I know there are some pointer’s inconsistencies, but I swear I really tried to work around it, but with no success.

I have a segmentation fault and an error regarding the type float in cudaFree, so I would like to know the right method to implement this.

Also does this method brings any problems when working with libraries like Thrust, and are arrays of arrays performance limiters(I have read some posts supporting this)?

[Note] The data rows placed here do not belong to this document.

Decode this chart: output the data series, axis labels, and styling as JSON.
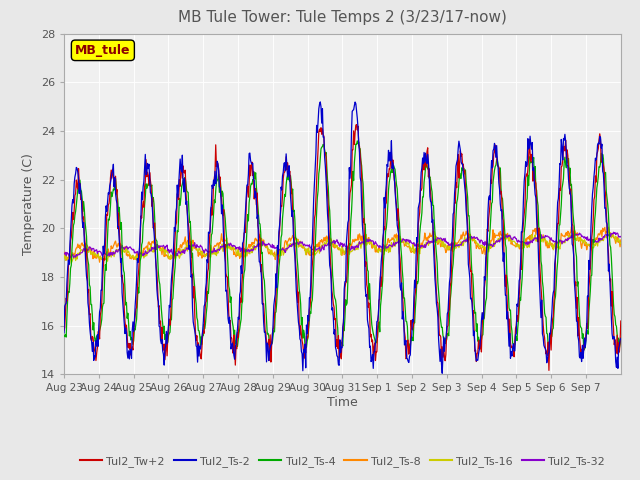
{
  "title": "MB Tule Tower: Tule Temps 2 (3/23/17-now)",
  "xlabel": "Time",
  "ylabel": "Temperature (C)",
  "ylim": [
    14,
    28
  ],
  "yticks": [
    14,
    16,
    18,
    20,
    22,
    24,
    26,
    28
  ],
  "legend_box_label": "MB_tule",
  "series_labels": [
    "Tul2_Tw+2",
    "Tul2_Ts-2",
    "Tul2_Ts-4",
    "Tul2_Ts-8",
    "Tul2_Ts-16",
    "Tul2_Ts-32"
  ],
  "series_colors": [
    "#cc0000",
    "#0000cc",
    "#00aa00",
    "#ff8800",
    "#cccc00",
    "#8800cc"
  ],
  "n_days": 16,
  "xtick_labels": [
    "Aug 23",
    "Aug 24",
    "Aug 25",
    "Aug 26",
    "Aug 27",
    "Aug 28",
    "Aug 29",
    "Aug 30",
    "Aug 31",
    "Sep 1",
    "Sep 2",
    "Sep 3",
    "Sep 4",
    "Sep 5",
    "Sep 6",
    "Sep 7"
  ],
  "background_color": "#e8e8e8",
  "plot_bg_color": "#f0f0f0",
  "title_color": "#555555",
  "axis_label_color": "#555555",
  "tick_color": "#555555"
}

Thanks in advance and any help is appreciated since I am completely lost =/

It all starts going wrong on the very first line of code:

This is an array of floats:

float * intersectionsy_h=(float*)malloc(sz*sizeof(float*));//NOT AN ARRAY OF POINTERS

This is an array of pointers to floats:

float ** intersectionsy_h=(float**)malloc(sz*sizeof(float*));//ARRAY OF POINTERS

On a 64 bit system there is a very, very big difference between the two. Once you get that right, things might make a little more sense.

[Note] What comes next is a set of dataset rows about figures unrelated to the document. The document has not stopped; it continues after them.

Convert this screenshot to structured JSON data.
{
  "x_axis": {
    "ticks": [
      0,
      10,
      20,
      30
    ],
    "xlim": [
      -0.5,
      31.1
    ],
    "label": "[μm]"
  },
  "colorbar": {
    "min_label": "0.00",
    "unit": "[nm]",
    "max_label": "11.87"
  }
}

Hum…yes…I knew that float** represents an array of pointers, it is just that with all the examples I have seen, I have never seen anyone using the double pointer notation, and CUDA kernels don’t support double pointers or am I wrong? By now I have read so much information, that I might be confused

How about this or this?

The latter.

Thank you avidday, I do not know why I was so sure about CUDA kernels not supporting double pointers, now it is all a bit clearer to me.

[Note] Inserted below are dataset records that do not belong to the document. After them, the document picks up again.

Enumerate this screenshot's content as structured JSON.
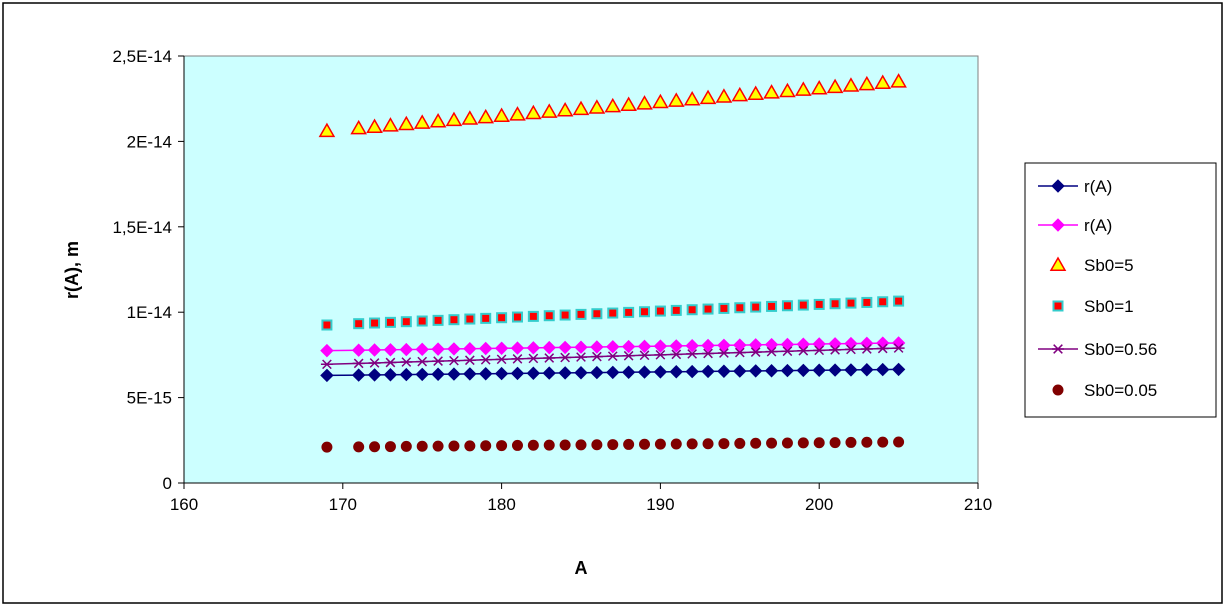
{
  "chart_data": {
    "type": "scatter",
    "xlabel": "A",
    "ylabel": "r(A), m",
    "xlim": [
      160,
      210
    ],
    "ylim": [
      0,
      2.5e-14
    ],
    "x_ticks": [
      {
        "value": 160,
        "label": "160"
      },
      {
        "value": 170,
        "label": "170"
      },
      {
        "value": 180,
        "label": "180"
      },
      {
        "value": 190,
        "label": "190"
      },
      {
        "value": 200,
        "label": "200"
      },
      {
        "value": 210,
        "label": "210"
      }
    ],
    "y_ticks": [
      {
        "value": 0,
        "label": "0"
      },
      {
        "value": 5e-15,
        "label": "5E-15"
      },
      {
        "value": 1e-14,
        "label": "1E-14"
      },
      {
        "value": 1.5e-14,
        "label": "1,5E-14"
      },
      {
        "value": 2e-14,
        "label": "2E-14"
      },
      {
        "value": 2.5e-14,
        "label": "2,5E-14"
      }
    ],
    "grid": false,
    "legend_position": "right",
    "plot_background": "#ccffff",
    "x": [
      169,
      171,
      172,
      173,
      174,
      175,
      176,
      177,
      178,
      179,
      180,
      181,
      182,
      183,
      184,
      185,
      186,
      187,
      188,
      189,
      190,
      191,
      192,
      193,
      194,
      195,
      196,
      197,
      198,
      199,
      200,
      201,
      202,
      203,
      204,
      205
    ],
    "series": [
      {
        "name": "r(A)",
        "marker": "diamond",
        "line": true,
        "color": "#000080",
        "y_start": 6.3e-15,
        "y_end": 6.65e-15
      },
      {
        "name": "r(A)",
        "marker": "diamond",
        "line": true,
        "color": "#ff00ff",
        "y_start": 7.75e-15,
        "y_end": 8.2e-15
      },
      {
        "name": "Sb0=5",
        "marker": "triangle",
        "line": false,
        "color": "#ffff00",
        "edge": "#ff0000",
        "y_start": 2.06e-14,
        "y_end": 2.35e-14
      },
      {
        "name": "Sb0=1",
        "marker": "square",
        "line": false,
        "color": "#ff0000",
        "edge": "#33cccc",
        "y_start": 9.25e-15,
        "y_end": 1.065e-14
      },
      {
        "name": "Sb0=0.56",
        "marker": "star",
        "line": true,
        "color": "#800080",
        "y_start": 6.95e-15,
        "y_end": 7.9e-15
      },
      {
        "name": "Sb0=0.05",
        "marker": "circle",
        "line": false,
        "color": "#800000",
        "y_start": 2.1e-15,
        "y_end": 2.4e-15
      }
    ]
  }
}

P.S: At least I think those posts confirm that double pointers should not be used, as they are hard to implement and drop the performance

Absolutely. Whether it can be done and whether it should be done are very separate questions. There probably are some specific examples where using arrays of pointers is the optimal solution, but I can’t say I have ever had cause to use them in any of my of work with CUDA.